Le plus célèbre bal handballistique en Afrique, à savoir la Coupe d’Afrique des Nations (CAN), s’ouvrira, cet après-midi, à Kigali, capitale du Rwanda qui semble être fin prête pour ce greatevent continental qu’elle abrite pour la première fois de son existence. Le décor ainsi planté dans la pure tradition féérique du sport africain, la Tunisie y figure, comme de coutume, comme l’un des deux super favoris de cette 27e édition, avec évidemment l’Égypte. Il est vrai que notre pays y détient encore deux records : nombre de sacres (10)et de participations (27). Ceci pour la petite histoire, mais aussi pour éveiller notre orgueil et ressusciter le bon vieux temps, même si ce remarquable rayonnement s’est, malheureusement, quelque peu terni depuis notre dernier triomphe en 2018 au Gabon.
Ça promet
Tout à l’heure donc, commenceront les choses sérieuses pour le Sept national qui prendra d’entrée pour cible son homologue du Cameroun. Sur le papier, pas question de s’inquiéter pour nos représentants qui dépassent leurs adversaires à tous les niveaux. Et cela devra naturellement se vérifier sur le parquet où le sélectionneur Mohamed Ali Sghir entend, comme il l’a annoncé avant le départ pour Kigali, gérer chaque match avec sérieux et détermination pour couper la voie à toute surprise désagréable. Pour sa part, le responsable administratif de la sélection Zied Nattat, sur place au Rwanda, nous a confié que «pour le moment, tout marche comme sur des roulettes, volets préparation, hébergement, transport, santé, outre le fait, non moins rassurant, que tous les joueurs sont fermement décidés à réaliser une belle CAN et qu’ils évoluent dans un environnement de solidarité et d’entente pour le moins qu’on puisse dire prometteur». Habitué à survoler aisément le premier tour de chaque édition africaine, le Sept national va, sans doute, de nouveau, respecter cette règle, tout en faisant tout pour achever les trois rencontres du premier tour avec «zéro blessé», en prévision des dures empoignades qui suivront.

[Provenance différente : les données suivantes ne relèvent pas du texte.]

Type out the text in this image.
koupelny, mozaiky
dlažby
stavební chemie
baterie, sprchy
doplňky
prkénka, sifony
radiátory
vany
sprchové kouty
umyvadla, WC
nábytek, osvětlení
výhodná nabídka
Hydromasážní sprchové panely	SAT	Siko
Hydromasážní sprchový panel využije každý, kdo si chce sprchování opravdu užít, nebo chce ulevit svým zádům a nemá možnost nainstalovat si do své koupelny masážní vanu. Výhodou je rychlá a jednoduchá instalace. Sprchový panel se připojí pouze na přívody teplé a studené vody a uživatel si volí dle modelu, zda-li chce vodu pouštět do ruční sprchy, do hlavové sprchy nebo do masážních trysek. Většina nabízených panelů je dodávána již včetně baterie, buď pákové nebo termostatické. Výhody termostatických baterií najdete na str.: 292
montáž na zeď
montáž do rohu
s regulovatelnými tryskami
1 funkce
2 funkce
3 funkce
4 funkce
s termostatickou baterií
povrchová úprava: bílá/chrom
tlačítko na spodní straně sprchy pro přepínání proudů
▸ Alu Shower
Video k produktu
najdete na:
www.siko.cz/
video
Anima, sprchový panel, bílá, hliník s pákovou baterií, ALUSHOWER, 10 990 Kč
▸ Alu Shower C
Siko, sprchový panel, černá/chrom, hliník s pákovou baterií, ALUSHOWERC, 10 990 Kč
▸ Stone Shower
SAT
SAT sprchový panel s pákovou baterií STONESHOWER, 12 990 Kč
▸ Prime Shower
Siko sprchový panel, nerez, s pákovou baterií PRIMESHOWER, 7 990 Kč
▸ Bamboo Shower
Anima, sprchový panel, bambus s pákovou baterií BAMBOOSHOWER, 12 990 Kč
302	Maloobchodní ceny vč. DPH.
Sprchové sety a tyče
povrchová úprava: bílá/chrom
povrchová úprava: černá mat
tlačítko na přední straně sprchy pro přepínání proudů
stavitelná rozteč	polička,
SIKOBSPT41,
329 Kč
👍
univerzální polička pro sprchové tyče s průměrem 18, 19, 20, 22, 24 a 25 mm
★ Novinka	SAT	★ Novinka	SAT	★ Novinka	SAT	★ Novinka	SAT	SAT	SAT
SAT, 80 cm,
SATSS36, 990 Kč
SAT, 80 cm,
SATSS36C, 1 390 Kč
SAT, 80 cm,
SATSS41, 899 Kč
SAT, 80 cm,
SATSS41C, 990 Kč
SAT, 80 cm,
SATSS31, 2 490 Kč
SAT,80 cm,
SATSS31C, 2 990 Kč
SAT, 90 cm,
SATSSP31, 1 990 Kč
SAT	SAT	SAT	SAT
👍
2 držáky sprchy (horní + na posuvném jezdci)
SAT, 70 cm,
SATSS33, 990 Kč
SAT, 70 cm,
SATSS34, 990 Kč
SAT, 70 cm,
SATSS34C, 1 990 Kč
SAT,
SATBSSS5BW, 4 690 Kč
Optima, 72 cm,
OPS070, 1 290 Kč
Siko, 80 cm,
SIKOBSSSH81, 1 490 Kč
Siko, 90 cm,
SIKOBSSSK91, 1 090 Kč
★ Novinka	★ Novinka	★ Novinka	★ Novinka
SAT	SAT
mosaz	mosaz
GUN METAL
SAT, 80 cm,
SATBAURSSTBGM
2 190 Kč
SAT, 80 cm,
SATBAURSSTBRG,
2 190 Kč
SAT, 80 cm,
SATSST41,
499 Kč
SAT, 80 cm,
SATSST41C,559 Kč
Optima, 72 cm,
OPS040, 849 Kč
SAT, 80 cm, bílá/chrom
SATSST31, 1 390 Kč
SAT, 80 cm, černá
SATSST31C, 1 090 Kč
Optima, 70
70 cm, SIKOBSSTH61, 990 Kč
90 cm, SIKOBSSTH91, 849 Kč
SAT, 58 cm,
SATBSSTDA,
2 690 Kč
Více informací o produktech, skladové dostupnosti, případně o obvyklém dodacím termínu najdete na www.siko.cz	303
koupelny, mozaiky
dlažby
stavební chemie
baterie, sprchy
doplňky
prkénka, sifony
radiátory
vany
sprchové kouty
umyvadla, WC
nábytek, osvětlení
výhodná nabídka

Les «Lions indomptables» rugiront-ils ?
Face au handball tunisien plus riche techniquement et plus varié tactiquement, le Cameroun opposera, cet après-midi, son énorme force physique érigée en tradition. Or, la nouveauté est que les «Lions indomptables» ont amorcé, l’année dernière, une nette amélioration au niveau individuel, grâce à une ouverture, fortement soutenue par l’Etat, sur l’étranger où ils ont investi des clubs aux Émirats unis, au Maroc, en Libye et en France. Retour sur investissement, cela a largement profité à la sélection où des joueurs de valeur comme Noulou Paul, John Nkonda, Oudoua Martin et autres Néné Junior sont, obligatoirement, à mettre sous l’éteignoir par les nôtres. De surcroît, l’équipe du Cameroun a été la première sélection africaine à débarquer à Kigali, depuis précisément le… 7 janvier, afin de mieux préparer la CAN. Alors, gare à la distraction.